January 12, 2023 Training

Most curriculum is designed without considering the goal. Instead of, “What do the learners need to know by the end of this?” the approach often is, “This is a great tool to teach X.”

This is often easy and practical in the moment.

Consequence is then you are doing work that may not be guiding the learner to that goal. Learning has become busy work instead.

Traditional lesson design typically works like:

  1. Identify content that needs to be covered.
  2. Plan a sequence to teach that content.
  3. Create an assessment to measure the learning that should’ve happened.

This means assessment is an afterthought.

Learning under this design isn’t durable or transferable. It’s a scattershot of facts. It also causes poor engagement.

So, what is Backward Design? Introduced by Understanding by Design (1998).

Steps are:

  1. Identify what students should know by the end.
  2. Create an assessment to measure the knowledge.
  3. Prepare lessons that will help students succeed in the assessment.

After developing your rubric, consider what needs to happen in order to have students meet each requirement that is asked of them.

Ask what is really needed to teach that info. Is a worksheet meaningful? Or reading? Or presenting? They could be if recitation, comprehension, or communication are part of the goals.

Ask yourself:

  1. What exactly do your standards require? Do they ask students to memorize and identify facts, or do they ask them to describe, explain, analyze, or create?
  2. If it’s the latter, how closely do your assessments measure those standards? Do they actually require students to do the describing, explaining, analyzing, or creating (which would likely require them to write, present, or create some product), or do they merely ask them to recognize when someone else does it in the form of an answer on a multiple-choice test?
  3. Do you need to adjust your assessments so they more closely align with the standards? 
  4. If you do, the next step is to rework the lessons that lead up to that assessment. Does every lesson contribute to student success on that assessment? Could some of your lessons be omitted because they don’t connect directly to the assessment? Are you missing anything? For example, if your assessment requires students to write in academic language and support their ideas with evidence, you should include some lessons that give students practice with that kind of writing.
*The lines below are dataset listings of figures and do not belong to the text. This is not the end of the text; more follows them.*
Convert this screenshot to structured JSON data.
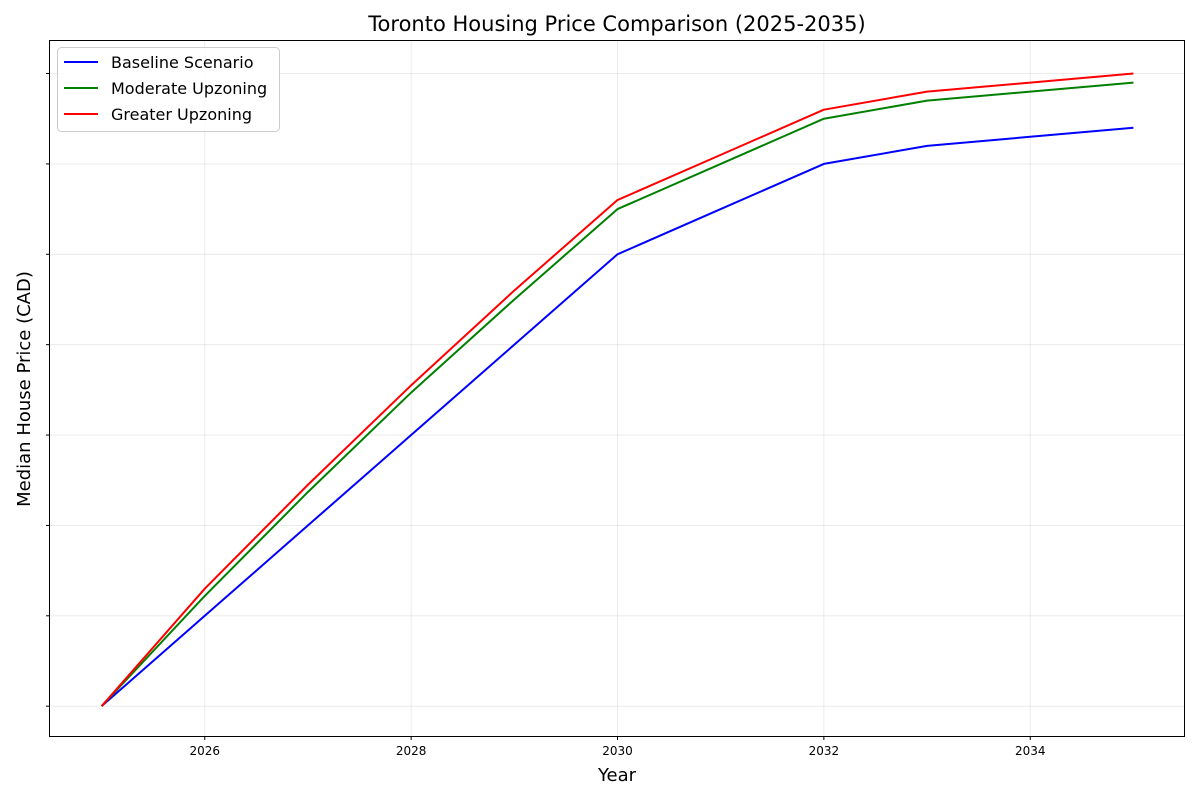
{
  "chart_data": {
    "type": "line",
    "title": "Toronto Housing Price Comparison (2025-2035)",
    "xlabel": "Year",
    "ylabel": "Median House Price (CAD)",
    "x": [
      2025,
      2026,
      2027,
      2028,
      2029,
      2030,
      2031,
      2032,
      2033,
      2034,
      2035
    ],
    "xlim": [
      2024.5,
      2035.5
    ],
    "ylim": [
      -0.33,
      7.36
    ],
    "x_ticks": [
      2026,
      2028,
      2030,
      2032,
      2034
    ],
    "y_ticks": [
      0,
      1,
      2,
      3,
      4,
      5,
      6,
      7
    ],
    "y_tick_labels_visible": false,
    "grid": true,
    "legend_position": "top-left",
    "series": [
      {
        "name": "Baseline Scenario",
        "color": "#0000ff",
        "values": [
          0,
          1,
          2,
          3,
          4,
          5,
          5.5,
          6,
          6.2,
          6.3,
          6.4
        ]
      },
      {
        "name": "Moderate Upzoning",
        "color": "#008000",
        "values": [
          0,
          1.22,
          2.37,
          3.47,
          4.5,
          5.5,
          6.0,
          6.5,
          6.7,
          6.8,
          6.9
        ]
      },
      {
        "name": "Greater Upzoning",
        "color": "#ff0000",
        "values": [
          0,
          1.3,
          2.45,
          3.55,
          4.6,
          5.6,
          6.1,
          6.6,
          6.8,
          6.9,
          7.0
        ]
      }
    ]
  }
}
Finally, will the assessment be weighted heavily in your gradebook? (It should be.) The lessons and activities leading up to the final assessment are there to give students exposure to the knowledge and practice with the skills necessary to perform on that final assessment; ideally, they should receive no grades at all on those activities. If you absolutely must assign some points, be sure the final assessment is worth a heck of a lot more than those smaller tasks.